The reported incidence rate of CLABSI in the U.S by the CDC NSHN surveillance network was 1.05 / 1,000 catheter days in 2022, and the incidence rate of CLABSI reported by the ECDC for ICU was 3.4 /1,000 catheter days in 2019 [28]. If we compare these results with those from our automated surveillance, we can observe a higher incidence for CLABSI and a lower for CRBSI. CRBSI requires a positive catheter tip culture and therefore a lower incidence is expected compared to the CLABSI rate from the CDC NSHN surveillance. Our automated CLABSI identification relies on the absence of positive cultures from other specimens (which would attribute the BSI to another source of infection). We have voluntarily restricted the type of specimens included in the algorithm to avoid attributing a BSI to a false infection. Including any type of positive specimen (e.g. ‘superficial swab’) would have resulted in a lower CLABSI rate. In addition, we cannot exclude the possibility that secondary infections, such as surgical site infections, may not always have a positive culture result from the primary site of infection, which would also lead to an overestimation of the CLABSI rate. Comparisons of incidence rates from the automated surveillance with manual surveillance should be interpreted with caution because of differences in definition. The overarching aim of our surveillance was to establish a national standard using automated systems for benchmarking purposes, but not for benchmarking with manually collected surveillance data.
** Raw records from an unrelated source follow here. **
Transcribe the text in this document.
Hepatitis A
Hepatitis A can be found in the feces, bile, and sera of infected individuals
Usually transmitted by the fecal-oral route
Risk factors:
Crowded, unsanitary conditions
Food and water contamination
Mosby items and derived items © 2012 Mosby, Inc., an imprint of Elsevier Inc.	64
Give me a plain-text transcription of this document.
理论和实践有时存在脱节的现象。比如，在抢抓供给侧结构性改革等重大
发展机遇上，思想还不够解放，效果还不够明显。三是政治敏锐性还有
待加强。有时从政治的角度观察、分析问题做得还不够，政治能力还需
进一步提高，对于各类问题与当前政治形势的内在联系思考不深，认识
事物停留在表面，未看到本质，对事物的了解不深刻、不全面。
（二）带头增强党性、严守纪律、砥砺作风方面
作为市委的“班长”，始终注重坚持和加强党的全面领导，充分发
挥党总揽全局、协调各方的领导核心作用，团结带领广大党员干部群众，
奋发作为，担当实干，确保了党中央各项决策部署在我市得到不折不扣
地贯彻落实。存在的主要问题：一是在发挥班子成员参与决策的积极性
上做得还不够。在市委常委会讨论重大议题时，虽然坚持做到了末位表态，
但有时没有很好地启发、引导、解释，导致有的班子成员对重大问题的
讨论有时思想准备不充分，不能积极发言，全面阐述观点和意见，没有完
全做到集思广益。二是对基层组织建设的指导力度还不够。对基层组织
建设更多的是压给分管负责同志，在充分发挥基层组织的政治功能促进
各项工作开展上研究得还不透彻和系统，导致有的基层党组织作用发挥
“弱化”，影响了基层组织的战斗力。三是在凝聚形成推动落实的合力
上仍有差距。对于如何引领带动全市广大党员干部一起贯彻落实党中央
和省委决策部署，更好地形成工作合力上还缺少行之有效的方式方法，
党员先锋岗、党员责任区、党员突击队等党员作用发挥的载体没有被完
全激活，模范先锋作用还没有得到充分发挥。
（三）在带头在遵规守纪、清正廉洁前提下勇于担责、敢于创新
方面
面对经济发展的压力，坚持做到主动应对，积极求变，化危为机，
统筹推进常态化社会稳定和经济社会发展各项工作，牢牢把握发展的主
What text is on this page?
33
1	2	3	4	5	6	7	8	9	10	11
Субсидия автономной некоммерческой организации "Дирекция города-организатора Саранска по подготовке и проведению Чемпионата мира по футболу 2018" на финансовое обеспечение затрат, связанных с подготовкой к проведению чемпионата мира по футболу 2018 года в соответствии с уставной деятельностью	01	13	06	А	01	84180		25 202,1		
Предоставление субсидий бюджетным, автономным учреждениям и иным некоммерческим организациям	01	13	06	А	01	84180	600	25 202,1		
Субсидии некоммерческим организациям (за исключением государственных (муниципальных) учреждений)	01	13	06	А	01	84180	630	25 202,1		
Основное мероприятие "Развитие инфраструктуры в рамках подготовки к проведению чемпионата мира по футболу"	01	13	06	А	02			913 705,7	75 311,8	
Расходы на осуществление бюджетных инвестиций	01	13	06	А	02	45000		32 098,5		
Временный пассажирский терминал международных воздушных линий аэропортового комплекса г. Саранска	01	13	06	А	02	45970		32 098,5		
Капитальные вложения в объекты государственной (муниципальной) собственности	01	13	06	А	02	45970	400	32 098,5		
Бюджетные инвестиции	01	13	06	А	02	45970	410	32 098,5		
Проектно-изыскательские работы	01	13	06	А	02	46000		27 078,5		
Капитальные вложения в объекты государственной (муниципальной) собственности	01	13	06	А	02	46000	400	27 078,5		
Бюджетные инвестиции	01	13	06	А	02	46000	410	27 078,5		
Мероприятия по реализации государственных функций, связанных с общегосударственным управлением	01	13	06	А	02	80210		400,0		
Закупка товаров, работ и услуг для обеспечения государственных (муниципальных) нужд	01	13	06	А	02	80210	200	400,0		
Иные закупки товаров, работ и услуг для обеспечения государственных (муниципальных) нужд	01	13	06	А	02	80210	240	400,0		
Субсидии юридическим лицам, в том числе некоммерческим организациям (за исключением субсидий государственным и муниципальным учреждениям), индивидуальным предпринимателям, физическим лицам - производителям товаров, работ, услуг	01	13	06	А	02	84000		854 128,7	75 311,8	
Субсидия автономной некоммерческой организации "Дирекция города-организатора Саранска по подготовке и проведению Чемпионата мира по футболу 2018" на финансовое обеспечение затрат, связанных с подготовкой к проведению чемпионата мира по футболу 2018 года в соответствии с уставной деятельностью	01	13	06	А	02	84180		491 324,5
Our study has several limitations. First, our algorithm identifies polymicrobial blood cultures as separate BSI episodes. This choice was made to limit the complexity of the algorithm. However, this rule may overestimate CRBSI and CLABSI incidence rates, as a single episode could be counted several times. Second, some ECDC criteria such as quantitative blood cultures ratio, DTP and positive culture of pus from catheter insertion site were not included, mainly due to the IT challenges and lack of reliability of these data, which may conversely underestimate the true incidence of CRBSI. Nevertheless, paired quantitative blood cultures are a limited diagnostic method by the lack of standardized cut-off points and are rarely performed in most laboratories. Moreover, the inclusion of DTP has been shown to have a limited impact on the detection of CRBSI in short-term CVCs [18], with poor sensitivity and limited specificity [29]. Third, our algorithm misclassified one event because the same pathogen was identified in the blood culture and in a lower respiratory tract specimen within the predefined interval. Manual review of the patient chart did not identify a lower respiratory tract infection and classified the positive respiratory specimen as a colonization (false negative). This example illustrates the lower specificity of a fully automated algorithm compared to a semi-automated system. Compared with a semi-automated surveillance system, this could result in a possible reduction in clinical relevance and clinician buy-in [7]. Fourth, although based on a systematic review and a meta-regression analysis to identify the best performing parameters, several cut-off parameters (such as the time window to consider two common commensals as a true pathogen) were arbitrary or based on existing definitions from CDC/NSN and ECDC. Fifth, a fully automated system designed to limit complexity may lose clinical relevance and limit its use in measuring the appropriateness and effectiveness of preventive interventions. Finally, we limited the scope of our study to critically-ill patients in a high-resource setting, thus limiting the generalizability of our results to that population. However, this population is at particular risk of intravascular catheter infections due to frequent exposure to CVCs [4]. Still, this surveillance approach could easily be applied to other populations such as acute care patients.

Conclusions

Our study provides solid evidence of the good performance of a fully automated algorithm for the detection of CRBSI and CLABSI in ICU patients. The next step will be to perform external validation of the automated algorithm by implementing it in other hospitals with different EHR systems.